Reviews

Outside Mullingar (Ustinov Studio, Bath)

Sam Yates directs the UK premiere of John Patrick Stanley’s ‘quietly exquisite’ drama

Owen McDonnell and Deidre O'Kane in Outside Mullingar
Owen McDonnell and Deidre O'Kane in Outside Mullingar
© Simon Annand

Outside Mullingar has found a more natural home at the Ustinov Studio then when it premiered on Broadway last year. For John Patrick Stanley's play is a delicate piece which captures the yearnings of love; of aches, of things left unsaid, of familial as well as romantic regret.
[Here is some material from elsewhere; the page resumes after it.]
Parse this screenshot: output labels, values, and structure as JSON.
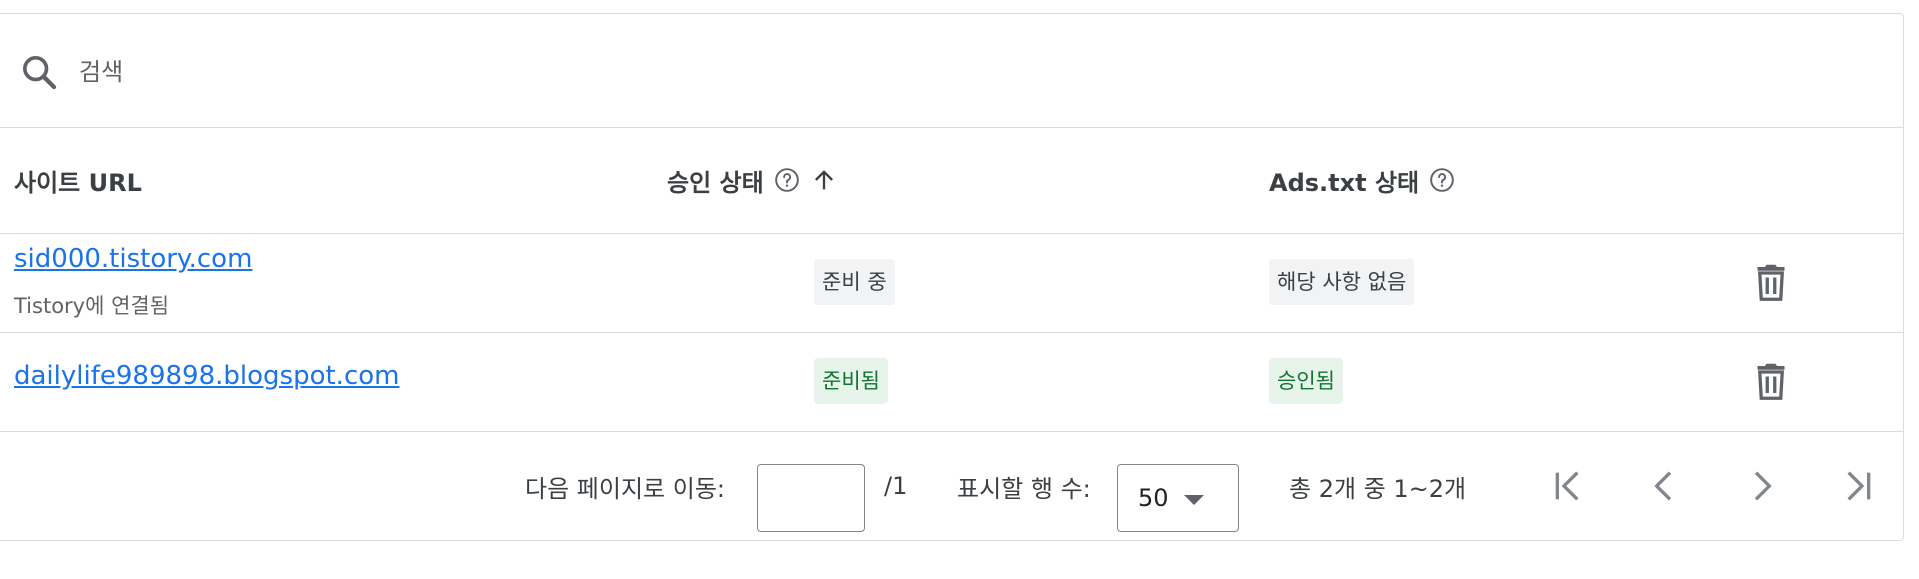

It's a minor piece in terms of its action but the writing has a quiet beauty to it that showcases Shanley as one of America's finest writers.

Mullingar is a small village an hour outside of Dublin, isolated enough to still feel like a relic from a time long past. It's a place where the rain falls, the loneliness is stark and gloom casts a long shadow. It's clear though from the first sparring session between Anthony (Owen McDonnell) and Rosemary (Deirdre O'Kane) that the clouds will lift and the sun will rise again. For these two farmers, in the first flush of middle age, will fall into familiar romantic comedy tropes. It's a robust enough piece of writing that even as we know where it's headed we're happy to be taken for the ride.

These two are tied together in matters of inheritance. Anthony is hoping to get the family farm from his father Tony (James Hayes) who is concerned that his son is too soft to run the land and is thinking of selling it on to his nephew in America. To complicate matters further Rosemary owns a strip of land slap bang in the middle of the farm, which is going to scupper any future sale. A bit of land with childhood significance to her, Rosemary is not going to part with it for any monetary price. Only love may sort it out.

McDonnell and O'Kane spar like a latter day Beatrice and Benedick, but there is clear hurt in both their lives. McDonnell is all hangdog boyishness, a sensitive soul, still pining for a lost teenage love and too scared to reveal his secret that made her run. O'Kane is sturdier, a women made tough on years of waiting for her man and not prepared to wait any longer. Hayes as the cranky father who, in a moving latter scene, as he sits dying, reveals the moment he fell in love with his wife and mother of his child. The writing is so quietly exquisite and the performance so full of love and regret that one forgets to breathe; there is nothing else here that quite reaches this height in Sam Yates's thoughtful production, but it's worth the admission on its own.

The ending may be a little too saccharine for some but for those of us who believe in love in all its form it's resolutely satisfying. The little gasp that falls out of O'Kane's mouth encapsulates all the years of yearning and loneliness and hope for the future to come. The sun has finally come out in Mullingar.